Maybe what you need is a budget.

How to Effortlessly Track Your Spending

Tracking your spending regularly can give you a more accurate picture of what you’re doing with your hard-earned money. 

Here’s how you can easily track your weekly and monthly expenses.

1. Connect All of Your Accounts on One Dashboard.

If one of your credit cards isn’t with your primary bank, you’ll have to go back and forth between multiple dashboards to get an idea of what you’re spending. It’s easy to forget how much you’ve rung up your credit cards when you can’t see them. This may cause you to spend more.

But if you sign up for a budget and credit monitoring app, like one from SoFi, you can track your spending all from one platform. Now that you have a bird-eye view of your financial history, you can track your spending, create a budget, and monitor your credit score without any headaches.

2. Explore Other Desktop-Based Expense Trackers.

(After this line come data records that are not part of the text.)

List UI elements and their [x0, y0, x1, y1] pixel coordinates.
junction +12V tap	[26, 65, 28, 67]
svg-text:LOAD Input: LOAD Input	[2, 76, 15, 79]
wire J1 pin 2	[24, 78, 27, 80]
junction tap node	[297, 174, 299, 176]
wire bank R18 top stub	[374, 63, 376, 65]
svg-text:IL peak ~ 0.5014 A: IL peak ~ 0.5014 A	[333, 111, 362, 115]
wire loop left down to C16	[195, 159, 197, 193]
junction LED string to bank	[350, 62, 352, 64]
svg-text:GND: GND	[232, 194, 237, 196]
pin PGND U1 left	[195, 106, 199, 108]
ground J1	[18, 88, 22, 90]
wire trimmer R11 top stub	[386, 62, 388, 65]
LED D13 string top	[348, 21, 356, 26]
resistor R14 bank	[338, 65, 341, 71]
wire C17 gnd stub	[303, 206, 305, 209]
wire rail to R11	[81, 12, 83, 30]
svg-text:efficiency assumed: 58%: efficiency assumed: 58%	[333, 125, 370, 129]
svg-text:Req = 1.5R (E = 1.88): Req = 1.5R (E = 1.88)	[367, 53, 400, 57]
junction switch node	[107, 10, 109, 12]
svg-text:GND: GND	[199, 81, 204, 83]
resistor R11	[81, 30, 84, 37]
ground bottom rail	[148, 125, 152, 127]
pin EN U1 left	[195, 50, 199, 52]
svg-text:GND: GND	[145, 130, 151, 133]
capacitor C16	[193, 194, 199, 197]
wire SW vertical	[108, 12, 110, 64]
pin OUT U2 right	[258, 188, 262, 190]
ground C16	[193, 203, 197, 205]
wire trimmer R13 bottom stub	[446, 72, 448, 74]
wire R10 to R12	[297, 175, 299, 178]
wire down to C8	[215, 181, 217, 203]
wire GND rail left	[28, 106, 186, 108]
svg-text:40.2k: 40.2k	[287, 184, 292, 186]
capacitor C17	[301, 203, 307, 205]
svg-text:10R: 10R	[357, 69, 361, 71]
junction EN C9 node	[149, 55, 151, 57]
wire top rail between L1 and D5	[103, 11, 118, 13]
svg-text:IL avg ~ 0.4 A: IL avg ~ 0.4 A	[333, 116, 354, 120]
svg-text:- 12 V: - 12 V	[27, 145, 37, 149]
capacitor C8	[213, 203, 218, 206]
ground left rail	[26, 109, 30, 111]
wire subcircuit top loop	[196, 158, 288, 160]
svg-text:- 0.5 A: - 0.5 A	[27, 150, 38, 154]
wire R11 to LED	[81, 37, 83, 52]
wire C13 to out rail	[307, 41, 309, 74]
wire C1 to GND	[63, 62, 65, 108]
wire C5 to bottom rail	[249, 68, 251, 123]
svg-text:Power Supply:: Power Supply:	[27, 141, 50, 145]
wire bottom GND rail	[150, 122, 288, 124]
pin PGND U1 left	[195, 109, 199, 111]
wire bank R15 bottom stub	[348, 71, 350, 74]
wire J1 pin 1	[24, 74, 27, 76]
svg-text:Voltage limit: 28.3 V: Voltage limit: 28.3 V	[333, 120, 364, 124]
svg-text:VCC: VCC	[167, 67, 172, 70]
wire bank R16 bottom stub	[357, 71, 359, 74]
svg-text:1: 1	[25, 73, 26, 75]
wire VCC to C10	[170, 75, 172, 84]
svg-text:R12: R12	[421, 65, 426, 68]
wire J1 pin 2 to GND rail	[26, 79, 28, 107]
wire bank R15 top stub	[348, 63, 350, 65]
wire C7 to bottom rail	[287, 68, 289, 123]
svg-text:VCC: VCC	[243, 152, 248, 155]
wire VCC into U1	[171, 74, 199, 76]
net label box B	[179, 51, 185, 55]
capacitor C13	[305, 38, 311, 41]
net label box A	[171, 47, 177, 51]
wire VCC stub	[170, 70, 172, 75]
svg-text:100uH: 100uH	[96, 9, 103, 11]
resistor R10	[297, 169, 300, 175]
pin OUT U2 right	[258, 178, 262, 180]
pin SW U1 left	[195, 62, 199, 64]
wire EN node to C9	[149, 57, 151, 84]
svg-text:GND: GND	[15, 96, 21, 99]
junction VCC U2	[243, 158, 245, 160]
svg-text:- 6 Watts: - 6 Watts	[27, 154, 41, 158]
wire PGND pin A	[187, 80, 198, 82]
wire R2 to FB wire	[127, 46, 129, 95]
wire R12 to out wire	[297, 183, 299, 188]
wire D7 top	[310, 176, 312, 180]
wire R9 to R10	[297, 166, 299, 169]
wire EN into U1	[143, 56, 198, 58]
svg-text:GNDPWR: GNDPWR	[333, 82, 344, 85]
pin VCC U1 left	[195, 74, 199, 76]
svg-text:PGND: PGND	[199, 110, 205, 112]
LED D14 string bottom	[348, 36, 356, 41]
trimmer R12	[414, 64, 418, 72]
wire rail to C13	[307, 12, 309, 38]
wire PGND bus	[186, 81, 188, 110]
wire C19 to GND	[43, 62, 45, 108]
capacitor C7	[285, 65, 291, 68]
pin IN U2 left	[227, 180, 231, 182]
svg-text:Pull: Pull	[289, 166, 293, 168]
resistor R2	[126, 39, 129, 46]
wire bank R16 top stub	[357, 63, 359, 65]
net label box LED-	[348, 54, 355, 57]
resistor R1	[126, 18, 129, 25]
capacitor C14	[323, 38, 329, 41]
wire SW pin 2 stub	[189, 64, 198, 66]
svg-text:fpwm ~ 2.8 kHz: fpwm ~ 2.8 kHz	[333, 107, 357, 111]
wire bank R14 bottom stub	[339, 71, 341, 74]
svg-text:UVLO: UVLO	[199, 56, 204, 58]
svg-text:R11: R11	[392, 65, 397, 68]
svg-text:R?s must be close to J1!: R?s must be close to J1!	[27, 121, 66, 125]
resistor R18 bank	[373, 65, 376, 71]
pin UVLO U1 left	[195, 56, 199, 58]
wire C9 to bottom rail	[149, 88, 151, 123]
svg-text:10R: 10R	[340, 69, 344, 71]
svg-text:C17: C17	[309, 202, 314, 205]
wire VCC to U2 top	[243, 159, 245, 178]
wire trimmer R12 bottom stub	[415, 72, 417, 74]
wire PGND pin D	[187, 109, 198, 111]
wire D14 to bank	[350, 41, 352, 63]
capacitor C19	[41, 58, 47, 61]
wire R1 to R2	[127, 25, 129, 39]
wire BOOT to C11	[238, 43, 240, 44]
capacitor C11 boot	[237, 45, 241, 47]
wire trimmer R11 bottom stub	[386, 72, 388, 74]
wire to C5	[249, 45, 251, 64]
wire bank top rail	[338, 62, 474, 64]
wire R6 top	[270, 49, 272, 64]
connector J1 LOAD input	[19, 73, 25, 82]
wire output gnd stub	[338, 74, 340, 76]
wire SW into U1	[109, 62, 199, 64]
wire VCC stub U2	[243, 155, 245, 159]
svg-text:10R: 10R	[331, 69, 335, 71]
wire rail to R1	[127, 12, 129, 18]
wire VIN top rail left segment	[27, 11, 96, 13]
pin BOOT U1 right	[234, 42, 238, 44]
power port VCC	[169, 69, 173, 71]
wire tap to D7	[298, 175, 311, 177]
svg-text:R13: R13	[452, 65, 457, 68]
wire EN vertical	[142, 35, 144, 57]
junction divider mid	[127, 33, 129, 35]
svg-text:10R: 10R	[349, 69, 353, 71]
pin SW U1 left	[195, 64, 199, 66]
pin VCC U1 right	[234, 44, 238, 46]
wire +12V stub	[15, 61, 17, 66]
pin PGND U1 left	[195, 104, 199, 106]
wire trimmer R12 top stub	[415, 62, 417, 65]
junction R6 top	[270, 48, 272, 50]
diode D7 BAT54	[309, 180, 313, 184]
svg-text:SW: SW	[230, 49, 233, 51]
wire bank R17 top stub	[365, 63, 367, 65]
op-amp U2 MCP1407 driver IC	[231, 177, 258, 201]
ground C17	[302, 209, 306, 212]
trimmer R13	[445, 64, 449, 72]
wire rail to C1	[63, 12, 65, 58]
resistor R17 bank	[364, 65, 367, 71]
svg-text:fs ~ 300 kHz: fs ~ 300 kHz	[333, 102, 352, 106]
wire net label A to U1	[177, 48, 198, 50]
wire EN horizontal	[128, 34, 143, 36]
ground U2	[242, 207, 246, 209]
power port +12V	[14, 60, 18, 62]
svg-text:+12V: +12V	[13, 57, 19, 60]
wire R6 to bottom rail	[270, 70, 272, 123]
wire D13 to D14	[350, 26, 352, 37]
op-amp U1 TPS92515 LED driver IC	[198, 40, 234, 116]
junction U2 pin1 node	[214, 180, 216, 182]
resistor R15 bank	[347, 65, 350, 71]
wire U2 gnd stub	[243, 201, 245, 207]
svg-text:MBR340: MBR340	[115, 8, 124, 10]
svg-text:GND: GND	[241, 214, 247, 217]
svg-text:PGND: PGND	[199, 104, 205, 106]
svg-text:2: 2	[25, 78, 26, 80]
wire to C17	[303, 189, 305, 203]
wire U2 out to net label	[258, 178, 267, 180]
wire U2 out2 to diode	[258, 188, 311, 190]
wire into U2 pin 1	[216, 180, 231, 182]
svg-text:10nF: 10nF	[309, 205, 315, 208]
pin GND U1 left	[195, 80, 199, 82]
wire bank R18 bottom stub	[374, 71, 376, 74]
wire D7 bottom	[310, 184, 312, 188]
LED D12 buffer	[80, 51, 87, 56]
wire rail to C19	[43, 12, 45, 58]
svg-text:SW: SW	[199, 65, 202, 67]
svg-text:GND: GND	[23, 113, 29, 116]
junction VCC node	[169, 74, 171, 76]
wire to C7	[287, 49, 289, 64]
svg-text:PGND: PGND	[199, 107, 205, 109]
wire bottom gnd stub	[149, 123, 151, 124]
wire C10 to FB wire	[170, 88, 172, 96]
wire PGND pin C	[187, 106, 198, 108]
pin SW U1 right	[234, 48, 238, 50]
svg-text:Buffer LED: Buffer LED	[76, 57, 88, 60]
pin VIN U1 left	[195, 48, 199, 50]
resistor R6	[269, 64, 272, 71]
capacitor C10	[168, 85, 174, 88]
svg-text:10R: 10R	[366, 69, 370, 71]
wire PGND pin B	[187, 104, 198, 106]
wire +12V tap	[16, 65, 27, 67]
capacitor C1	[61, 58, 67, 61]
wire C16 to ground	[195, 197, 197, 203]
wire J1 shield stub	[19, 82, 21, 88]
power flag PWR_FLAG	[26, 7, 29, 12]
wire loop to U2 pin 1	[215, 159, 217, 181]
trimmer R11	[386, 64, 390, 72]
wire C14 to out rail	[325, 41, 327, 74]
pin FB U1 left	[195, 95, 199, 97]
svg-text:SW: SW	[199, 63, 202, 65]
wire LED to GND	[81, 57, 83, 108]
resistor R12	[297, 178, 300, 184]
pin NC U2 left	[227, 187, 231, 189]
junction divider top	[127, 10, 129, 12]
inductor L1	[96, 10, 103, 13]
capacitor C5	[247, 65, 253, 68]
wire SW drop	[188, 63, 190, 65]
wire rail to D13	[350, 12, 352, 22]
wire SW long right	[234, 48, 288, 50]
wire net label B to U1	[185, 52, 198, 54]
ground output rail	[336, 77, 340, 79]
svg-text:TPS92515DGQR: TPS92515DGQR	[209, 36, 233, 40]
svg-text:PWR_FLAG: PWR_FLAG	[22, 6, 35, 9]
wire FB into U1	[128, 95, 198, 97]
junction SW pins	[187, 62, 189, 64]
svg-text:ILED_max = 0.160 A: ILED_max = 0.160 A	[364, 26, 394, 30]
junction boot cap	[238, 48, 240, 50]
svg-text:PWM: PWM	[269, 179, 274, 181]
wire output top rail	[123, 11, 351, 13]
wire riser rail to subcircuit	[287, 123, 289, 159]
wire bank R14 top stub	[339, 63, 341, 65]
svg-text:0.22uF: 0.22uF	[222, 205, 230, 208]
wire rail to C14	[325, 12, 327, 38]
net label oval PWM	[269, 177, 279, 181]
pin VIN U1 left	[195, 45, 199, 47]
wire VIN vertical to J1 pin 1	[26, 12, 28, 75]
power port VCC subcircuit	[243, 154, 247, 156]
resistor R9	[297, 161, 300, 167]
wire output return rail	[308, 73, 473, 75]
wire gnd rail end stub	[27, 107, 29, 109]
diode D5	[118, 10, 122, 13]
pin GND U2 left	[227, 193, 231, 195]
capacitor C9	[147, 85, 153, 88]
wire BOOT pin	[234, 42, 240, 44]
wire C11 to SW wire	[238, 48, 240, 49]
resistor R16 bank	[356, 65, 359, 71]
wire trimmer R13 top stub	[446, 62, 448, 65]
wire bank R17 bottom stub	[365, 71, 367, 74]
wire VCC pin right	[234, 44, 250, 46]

While budget templates and worksheets aren’t as high-powered or convenient as apps, there are still great reasons to use them. For example, if you’re a small business owner that can’t justify the cost of accounting software, an Excel spreadsheet can help track your spending.

But if you do have a more complex financial portfolio, you should buy software. For example, Quicken Premier lets you monitor your investments and import your bank transactions. It would be incredibly time-consuming to track all of your assets with free worksheets alone.

3. Categorize Your Expenses and Account Statements

Once you can log into your dashboard, start pinpointing your money habits. Take an inventory of your accounts and get a sense of your monthly cash flow (what’s going in and out). Check how much of your paycheck is going towards specific expenses and if they’re necessary. 

Start grouping your expenses into two categories: impulse buys and necessary purchases. Some items that look like impulse buys, like clothing, may be needed, but some necessities can be left out. For example, you need a blazer for an interview, but you don’t need Starbucks.

4. Consider What Impulse Buys You Can Live Without.

Just because you make a lot of money, it doesn’t mean you should spend it all. Multiple studies conducted on Millennial spending habits found that lifestyle creep is common. Millennials who make six figures a year are still drowning in credit card debt because they’re spending more.

Sure, you may need that blazer for an interview, but do you need one from Versace, or will a $75 Nordstrom jacket do? Take a hard look at the items in your closet, home, and backyard and ask if you need high-cost versions of products when they’re eating away at your savings.

5. Don’t Make Your Spending Journal a Guilt Trip.

According to a Mind over Money survey, 77% of Americans report feeling anxious about their financial situation. If you’re the kind of person who copes with stressful situations by avoiding them, you’re either going to live without a budget or feel guilty whenever you make a mistake.

While it’s easier said than done, don’t beat yourself up when you overspend, especially when you start. Your first two weeks of budgeting should be passive, so try to stay calm once you see a pattern. At the start of week three, you can start making changes you’ll eventually stick to.